Cette « astuce » fut cependant éventée par Jacques Rueff, le très compétent conseiller financier du général De Gaulle. Fort logiquement, ce dernier demanda alors aux É-U le paiement en or des excédents commerciaux que la France dégageait de ses échanges avec eux. La France y gagna beaucoup, car le dollar avait alors une valeur réelle considérablement plus faible [facteur de 2,2] que celle, toute théorique de 35$ l’once d’or, que Kennedy s’était imprudemment engagé à maintenir devant le Congrès contre vents et marée en 1961. Il avait été lui-même victime de l’illusion entretenue aux É-U depuis 1944, que le dollar s’identifiait à l’or, et dans ce pays où les croyances métaphysiques se créent facilement, cette illusion était devenue peu à peu l’un des facteurs de l’idéologie nationale. Leur hégémonie monétaire s’était peu à peu transformé en une réalité divine, éternelle. À cette époque déjà, les Étasuniens pensaient que leur « empire » était fait pour rester. Leur méconnaissance et leur désintérêt de l’histoire du monde allait bientôt leur jouer des tours.
On peut ainsi constater, dans ce domaine de la monnaie, l’un des nombreux effets négatifs pervers du sentiment pathologique de supériorité que le peuple étasunien entretient depuis la seconde guerre mondiale. Encore pourrait-on d’ailleurs faire remonter cette disposition d’esprit à celui des voyageurs du « Mayflower ». Rien ne se crée, tout se transforme !
Du fait de l’inflation monétaire irresponsable induite par la plupart des gouvernements des États-Unis, la situation devint vite intolérable pour eux, car elle avait entraîné une diminution considérable du stock d’or de Fort-Knox, et le 15 août 1971, le président Nixon prit une décision radicale en proclamant « Je déclare le dollar flottant » , détachant ainsi définitivement le dollar de l’or.
Alors que cet événement aurait dû remettre en question l’ensemble des dispositions arrêtées à Bretton Woods, l’habitude internationale acquise de considérer le dollar comme une valeur sûre lui permit de conserver son rôle dominant. Ayant usé et abusé jusque-là de ce rôle, le dollar était devenu progressivement de fait la monnaie des échanges internationaux, particulièrement sur le marché pétrolier et celui des matières premières. Sa domination de 27 ans avait en effet entraîné le déplacement de tous les marchés boursiers sur la terre américaine, confortant ainsi sa prééminence pour l’avenir, en dépit de tout changement qui pouvait survenir dans la nature même de sa monnaie, comme cette décision de Nixon qui la débarrassait définitivement de toute contrainte économique vis-à-vis du reste du monde .
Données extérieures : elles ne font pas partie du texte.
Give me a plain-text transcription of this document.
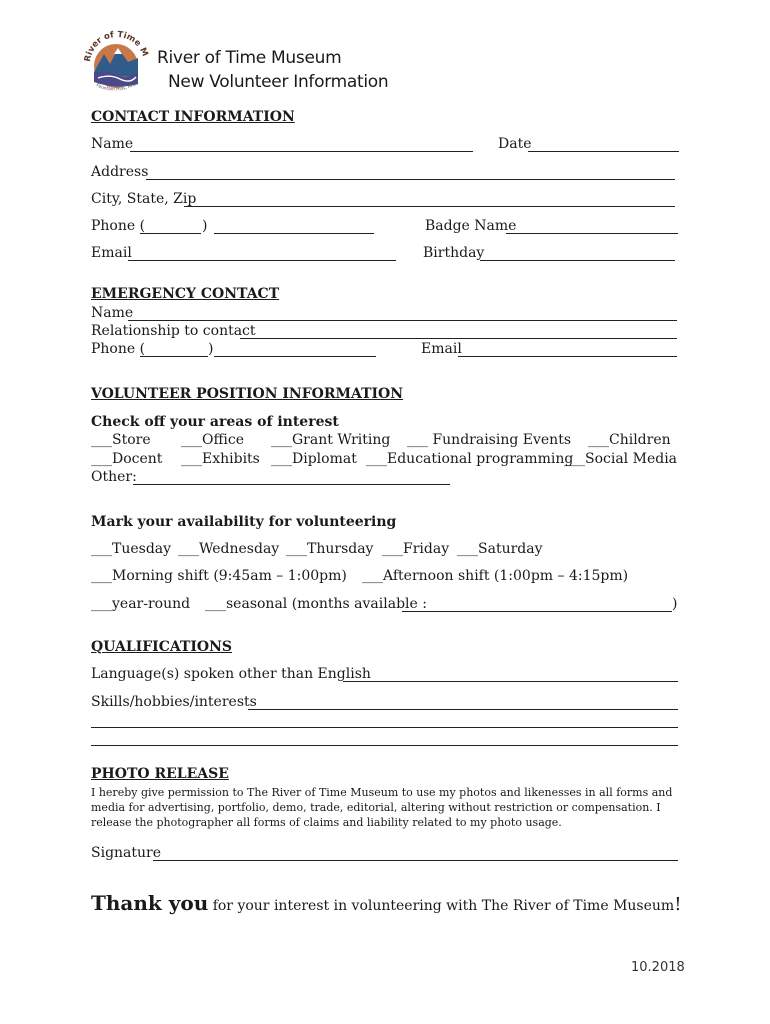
River of Time M
Fountain Hills, Arizo
River of Time Museum
New Volunteer Information
CONTACT INFORMATION
Name	Date
Address
City, State, Zip
Phone (	)	Badge Name
Email	Birthday
EMERGENCY CONTACT
Name
Relationship to contact
Phone (	)	Email
VOLUNTEER POSITION INFORMATION
Check off your areas of interest
___Store ___Office ___Grant Writing ___ Fundraising Events ___Children
___Docent ___Exhibits ___Diplomat ___Educational programming
___Social Media
Other:
Mark your availability for volunteering
___Tuesday ___Wednesday ___Thursday ___Friday ___Saturday
___Morning shift (9:45am – 1:00pm) ___Afternoon shift (1:00pm – 4:15pm)
___year-round ___seasonal (months available :	)
QUALIFICATIONS
Language(s) spoken other than English
Skills/hobbies/interests
PHOTO RELEASE
I hereby give permission to The River of Time Museum to use my photos and likenesses in all forms and media for advertising, portfolio, demo, trade, editorial, altering without restriction or compensation. I release the photographer all forms of claims and liability related to my photo usage.
Signature
Thank you for your interest in volunteering with The River of Time Museum!
10.2018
Ce que l’on a oublié aujourd’hui, c’est que l’extraordinaire augmentation de richesse des É-U au cours du XXème siècle reposait sur une injustifiable inégalité du statut monétaire des nations, et non sur une filiation biblique dont il plaît toujours aux Étasuniens de se réclamer. Jusqu’à aujourd’hui, cette richesse était considérée comme le résultat de talents particuliers aux « Américains ». En réalité, ces « talents » relevaient d’une escroquerie financière géante, et la crise qui a débuté il y a deux mois va probablement avoir pour principal avantage de retirer aux É-U ce privilège inavouable de pouvoir produire de la richesse en imprimant du papier.
Cette crise devrait assez rapidement déboucher sur la tenue d’une nouvelle conférence de Bretton Woods, où le dollar sera contraint de renoncer à tous ses pouvoirs. Que les Etats-Unis jouent dans leur cour avec leur monnaie, cela les regarde. Mais que le reste du monde en reçoive les éclats négatifs est insupportable, et ne doit plus être toléré.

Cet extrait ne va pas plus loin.